En celuy qui est enyvré de cette intention violente et tyrannique,
on voit par necessité beaucoup d'imprudence et d'injustice.
L'impetuosité de son desir l'emporte. Ce sont mouvemens temeraires,
et, si fortune n'y preste beaucoup, de peu de fruict. La
philosophie veut qu'au chastiement des offences receuës, nous en
distrayons la cholere : non afin que la vengeance en soit
moindre, ains au rebours, afin qu'elle en soit d'autant mieux
assenee et plus poisante : A quoy il luy semble que cette
impetuosité porte empeschement. Non seulement la cholere
trouble : mais de soy, elle lasse aussi les bras de ceux qui
chastient. Ce feu estourdit et consomme leur force. Comme en la
precipitation,
festinatio tarda est
. La hastiveté se donne
elle mesme la jambe, s'entrave et s'arreste.
Ipsa se velocitas
implicat
. Pour exemple. Selon ce que j'en vois par usage
ordinaire, l'avarice n'a point de plus grand destourbier que
soy-mesme. Plus elle est tendue et vigoureuse, moins elle en est
fertile. Communement elle attrape plus promptement les richesses,
masquée d'un image de liberalité.
    Un gentil-homme tres-homme de bien, et mon amy, cuyda brouiller
la santé de sa teste, par une trop passionnée attention et
affection aux affaires d'un Prince, son maistre. Lequel maistre,
s'est ainsi peinct soy-mesmes à moy : Qu'il voit le poix des
accidens, comme un autre : mais qu'à ceux qui n'ont point de
remede, il se resoult soudain à la souffrance : aux autres,
apres y avoir ordonné les provisions necessaires, ce qu'il peut
faire promptement par la vivacité de son esprit, il attend en repos
ce qui s'en peut ensuivre. De vray, je l'ay veu à mesme, maintenant
une grande nonchalance et liberté d'actions et de visage, au
travers de bien grands affaires et bien espineux. Je le trouve plus
grand et plus capable, en une mauvaise, qu'en une bonne fortune.
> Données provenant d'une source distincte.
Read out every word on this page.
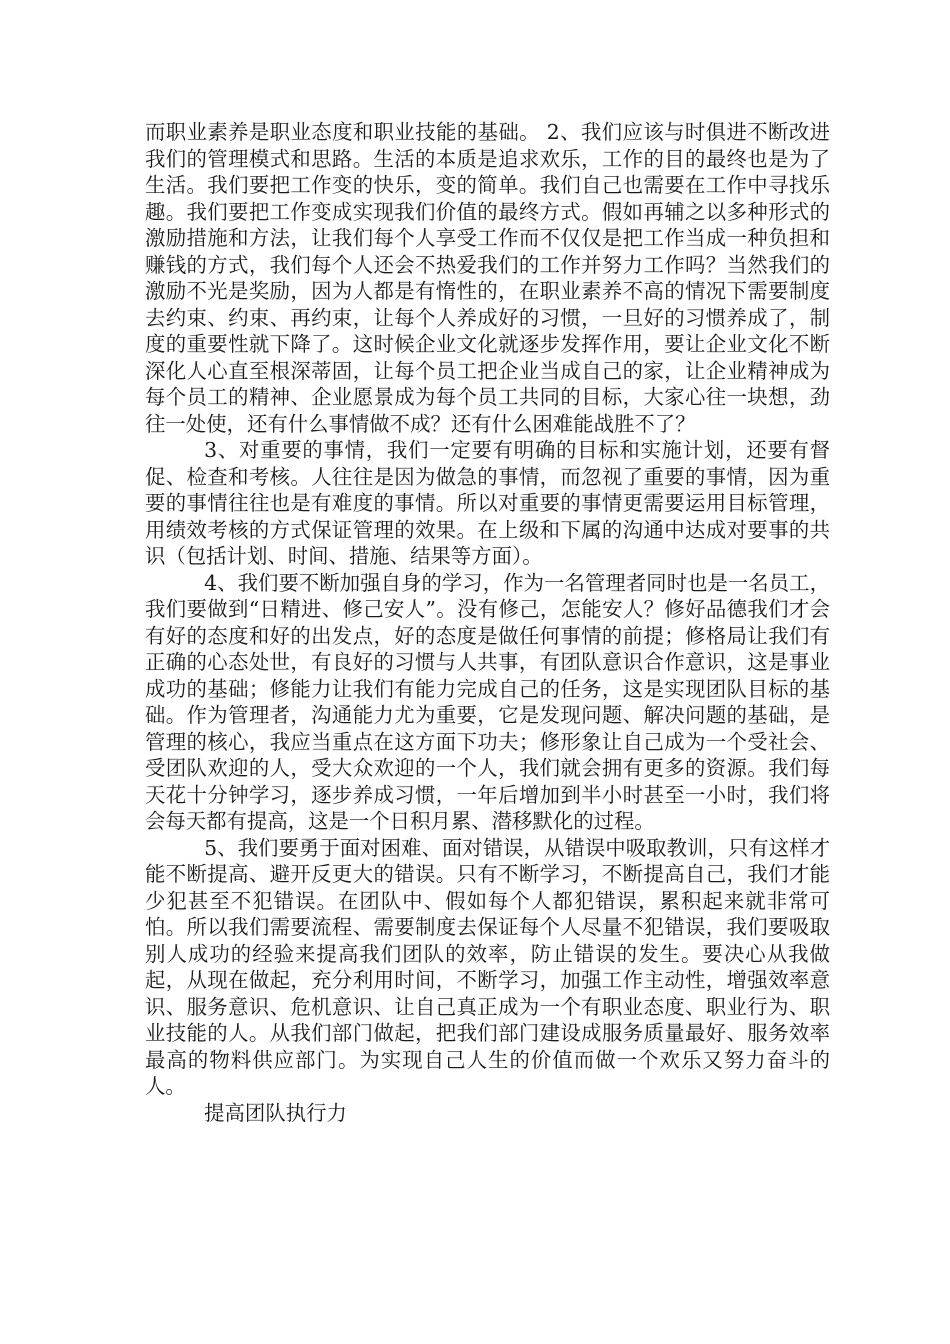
而职业素养是职业态度和职业技能的基础。 2、我们应该与时俱进不断改进我们的管理模式和思路。生活的本质是追求欢乐，工作的目的最终也是为了生活。我们要把工作变的快乐，变的简单。我们自己也需要在工作中寻找乐趣。我们要把工作变成实现我们价值的最终方式。假如再辅之以多种形式的激励措施和方法，让我们每个人享受工作而不仅仅是把工作当成一种负担和赚钱的方式，我们每个人还会不热爱我们的工作并努力工作吗？当然我们的激励不光是奖励，因为人都是有惰性的，在职业素养不高的情况下需要制度去约束、约束、再约束，让每个人养成好的习惯，一旦好的习惯养成了，制度的重要性就下降了。这时候企业文化就逐步发挥作用，要让企业文化不断深化人心直至根深蒂固，让每个员工把企业当成自己的家，让企业精神成为每个员工的精神、企业愿景成为每个员工共同的目标，大家心往一块想，劲往一处使，还有什么事情做不成？还有什么困难能战胜不了？

3、对重要的事情，我们一定要有明确的目标和实施计划，还要有督促、检查和考核。人往往是因为做急的事情，而忽视了重要的事情，因为重要的事情往往也是有难度的事情。所以对重要的事情更需要运用目标管理，用绩效考核的方式保证管理的效果。在上级和下属的沟通中达成对要事的共识（包括计划、时间、措施、结果等方面）。

4、我们要不断加强自身的学习，作为一名管理者同时也是一名员工，我们要做到“日精进、修己安人”。没有修己，怎能安人？修好品德我们才会有好的态度和好的出发点，好的态度是做任何事情的前提；修格局让我们有正确的心态处世，有良好的习惯与人共事，有团队意识合作意识，这是事业成功的基础；修能力让我们有能力完成自己的任务，这是实现团队目标的基础。作为管理者，沟通能力尤为重要，它是发现问题、解决问题的基础，是管理的核心，我应当重点在这方面下功夫；修形象让自己成为一个受社会、受团队欢迎的人，受大众欢迎的一个人，我们就会拥有更多的资源。我们每天花十分钟学习，逐步养成习惯，一年后增加到半小时甚至一小时，我们将会每天都有提高，这是一个日积月累、潜移默化的过程。

5、我们要勇于面对困难、面对错误，从错误中吸取教训，只有这样才能不断提高、避开反更大的错误。只有不断学习，不断提高自己，我们才能少犯甚至不犯错误。在团队中、假如每个人都犯错误，累积起来就非常可怕。所以我们需要流程、需要制度去保证每个人尽量不犯错误，我们要吸取别人成功的经验来提高我们团队的效率，防止错误的发生。要决心从我做起，从现在做起，充分利用时间，不断学习，加强工作主动性，增强效率意识、服务意识、危机意识、让自己真正成为一个有职业态度、职业行为、职业技能的人。从我们部门做起，把我们部门建设成服务质量最好、服务效率最高的物料供应部门。为实现自己人生的价值而做一个欢乐又努力奋斗的人。

提高团队执行力
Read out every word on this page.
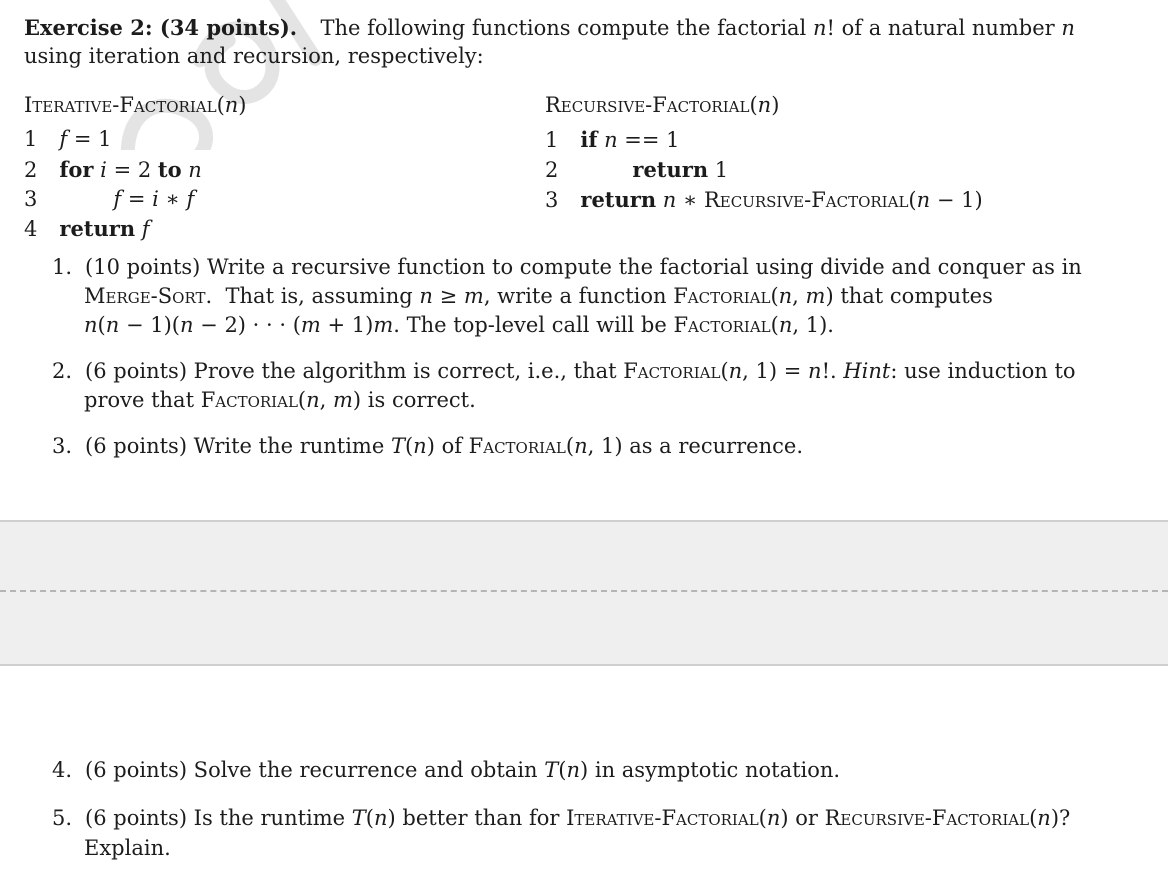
Exercise 2: (34 points). The following functions compute the factorial n! of a natural number n
using iteration and recursion, respectively:
Iterative-Factorial(n)
1 f = 1
2 for i = 2 to n
3	f = i ∗ f
4 return f
Recursive-Factorial(n)
1 if n == 1
2	return 1
3 return n ∗ Recursive-Factorial(n − 1)
1. (10 points) Write a recursive function to compute the factorial using divide and conquer as in
Merge-Sort.  That is, assuming n ≥ m, write a function Factorial(n, m) that computes
n(n − 1)(n − 2) · · · (m + 1)m. The top-level call will be Factorial(n, 1).
2. (6 points) Prove the algorithm is correct, i.e., that Factorial(n, 1) = n!. Hint: use induction to
prove that Factorial(n, m) is correct.
3. (6 points) Write the runtime T(n) of Factorial(n, 1) as a recurrence.
4. (6 points) Solve the recurrence and obtain T(n) in asymptotic notation.
5. (6 points) Is the runtime T(n) better than for Iterative-Factorial(n) or Recursive-Factorial(n)?
Explain.
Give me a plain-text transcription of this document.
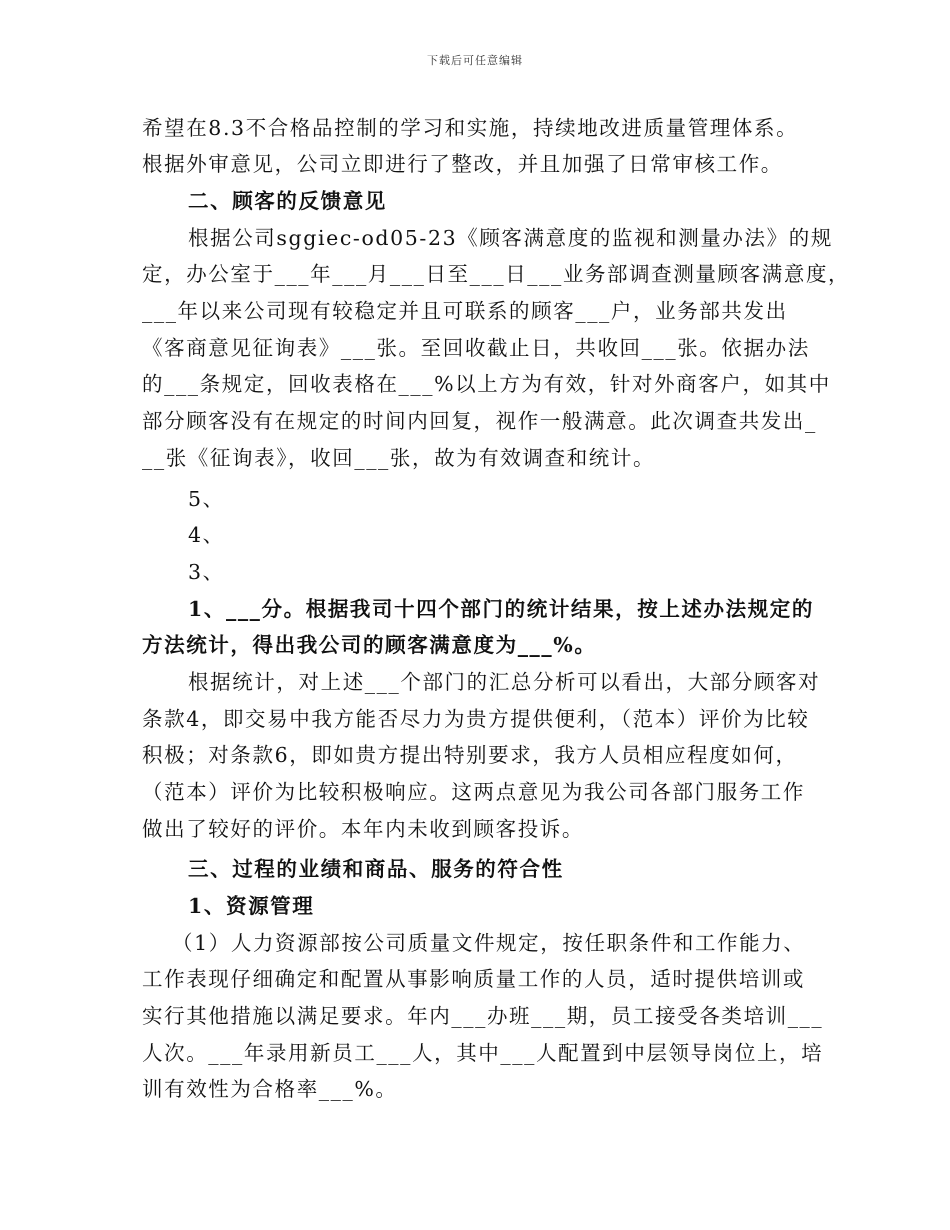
下载后可任意编辑
希望在8.3不合格品控制的学习和实施，持续地改进质量管理体系。
根据外审意见，公司立即进行了整改，并且加强了日常审核工作。
二、顾客的反馈意见
根据公司sggiec-od05-23《顾客满意度的监视和测量办法》的规
定，办公室于___年___月___日至___日___业务部调查测量顾客满意度，
___年以来公司现有较稳定并且可联系的顾客___户，业务部共发出
《客商意见征询表》___张。至回收截止日，共收回___张。依据办法
的___条规定，回收表格在___%以上方为有效，针对外商客户，如其中
部分顾客没有在规定的时间内回复，视作一般满意。此次调查共发出_
__张《征询表》，收回___张，故为有效调查和统计。
5、
4、
3、
1、___分。根据我司十四个部门的统计结果，按上述办法规定的
方法统计，得出我公司的顾客满意度为___%。
根据统计，对上述___个部门的汇总分析可以看出，大部分顾客对
条款4，即交易中我方能否尽力为贵方提供便利，（范本）评价为比较
积极；对条款6，即如贵方提出特别要求，我方人员相应程度如何，
（范本）评价为比较积极响应。这两点意见为我公司各部门服务工作
做出了较好的评价。本年内未收到顾客投诉。
三、过程的业绩和商品、服务的符合性
1、资源管理
（1）人力资源部按公司质量文件规定，按任职条件和工作能力、
工作表现仔细确定和配置从事影响质量工作的人员，适时提供培训或
实行其他措施以满足要求。年内___办班___期，员工接受各类培训___
人次。___年录用新员工___人，其中___人配置到中层领导岗位上，培
训有效性为合格率___%。
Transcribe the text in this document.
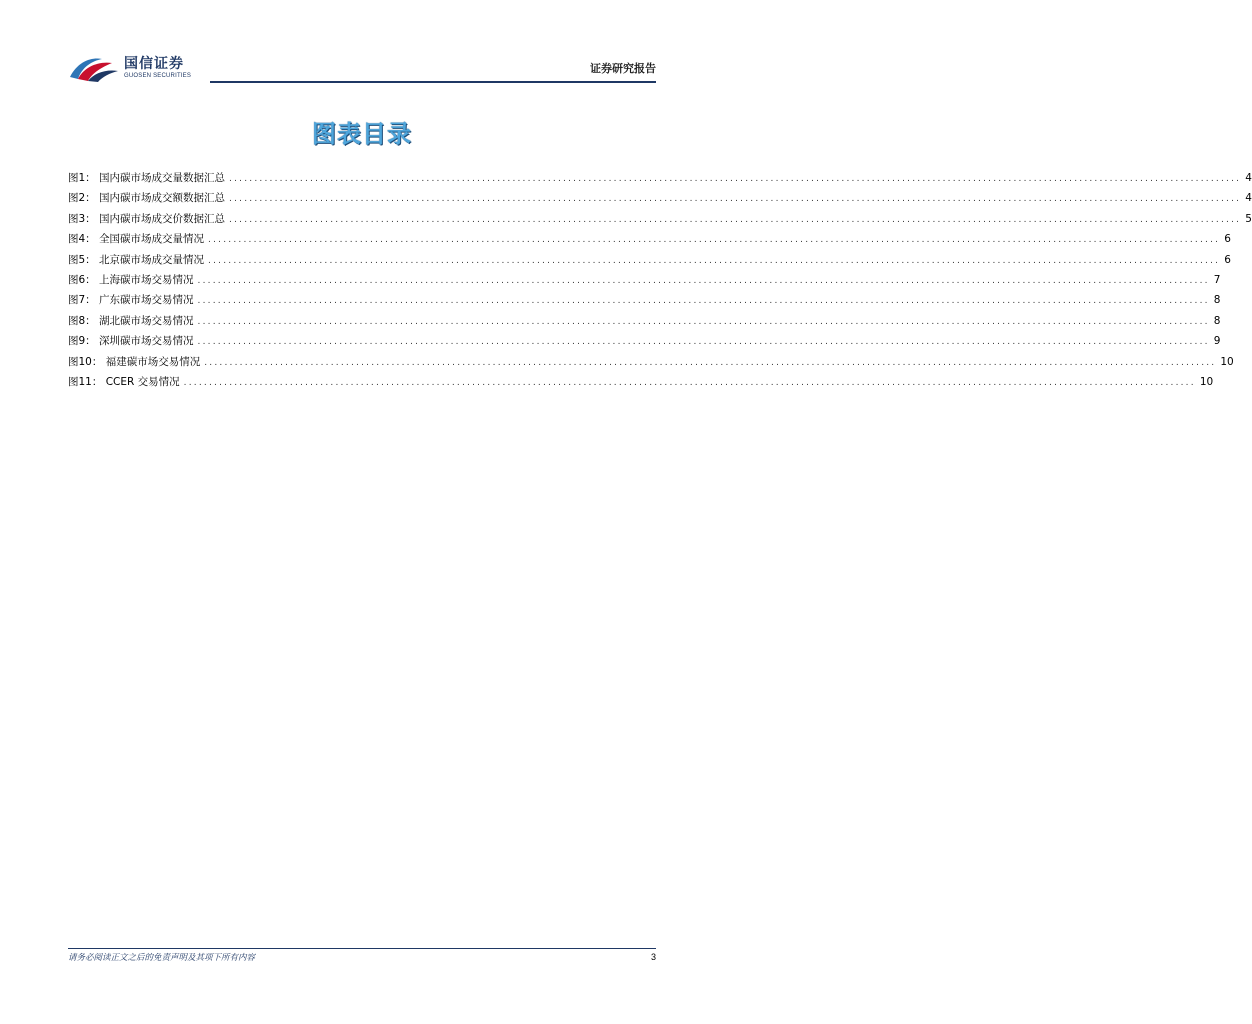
国信证券
GUOSEN SECURITIES
证券研究报告
图表目录
图1： 国内碳市场成交量数据汇总 ........................................................................................................................................................................................................ 4
图2： 国内碳市场成交额数据汇总 ........................................................................................................................................................................................................ 4
图3： 国内碳市场成交价数据汇总 ........................................................................................................................................................................................................ 5
图4： 全国碳市场成交量情况 ........................................................................................................................................................................................................ 6
图5： 北京碳市场成交量情况 ........................................................................................................................................................................................................ 6
图6： 上海碳市场交易情况 ........................................................................................................................................................................................................ 7
图7： 广东碳市场交易情况 ........................................................................................................................................................................................................ 8
图8： 湖北碳市场交易情况 ........................................................................................................................................................................................................ 8
图9： 深圳碳市场交易情况 ........................................................................................................................................................................................................ 9
图10： 福建碳市场交易情况 ........................................................................................................................................................................................................ 10
图11： CCER 交易情况 ........................................................................................................................................................................................................ 10
请务必阅读正文之后的免责声明及其项下所有内容	3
Ses pertes luy sont plus glorieuses, que ses victoires, et son
deuil que son triomphe.
    Considerez, qu'aux actions mesmes qui sont vaines et
frivoles : au jeu des eschecs, de la paulme, et semblables,
cet engagement aspre et ardant d'un desir impetueux, jette
incontinent l'esprit et les membres, à l'indiscretion, et au
desordre. On s'esblouit, on s'embarasse soy mesme. Celuy qui se
porte plus moderément envers le gain, et la perte, il est tousjours
chez soy. Moins il se pique et passionne au jeu, il le conduit
d'autant plus avantageusement et seurement.
    Nous empeschons au demeurant, la prise et la serre de l'ame, à
luy donner tant de choses à saisir. Les unes, il les luy faut
seulement presenter, les autres attacher, les autres incorporer.
Elle peut voir et sentir toutes choses, mais elle ne se doit
paistre que de soy : Et doit estre instruicte, de ce qui la
touche proprement, et qui proprement est de son avoir, et de sa
substance. Les loix de nature nous apprennent ce que justement, il
nous faut. Apres que les sages nous ont dit, que selon elle
personne n'est indigent, et que chacun l'est selon l'opinion, ils
distinguent ainsi subtilement, les desirs qui viennent d'elle, de
ceux qui viennent du desreglement de nostre fantasie. Ceux desquels
on voit le bout, sont siens, ceux qui fuyent devant nous, et
desquels nous ne pouvons joindre la fin, sont nostres. La pauvreté
des biens, est aisée à guerir ; la pauvreté de l'ame,
impossible.
    Nam si, quod satis est homini, id satis esse
potesset,
Hoc sat erat : nunc, quum hoc non est, quî credimus
porro,
Divitias ullas animum mi explere potesse ?
    Socrates voyant porter en pompe par sa ville, grande quantité de
richesse, joyaux et meubles de prix : Combien de choses,
dit-il, je ne desire point ! Metrodorus vivoit du poix de
douze onces par jour, Epicurus à moins : Metroclez dormoit en
hyver avec les moutons, en esté aux cloistres des Eglises.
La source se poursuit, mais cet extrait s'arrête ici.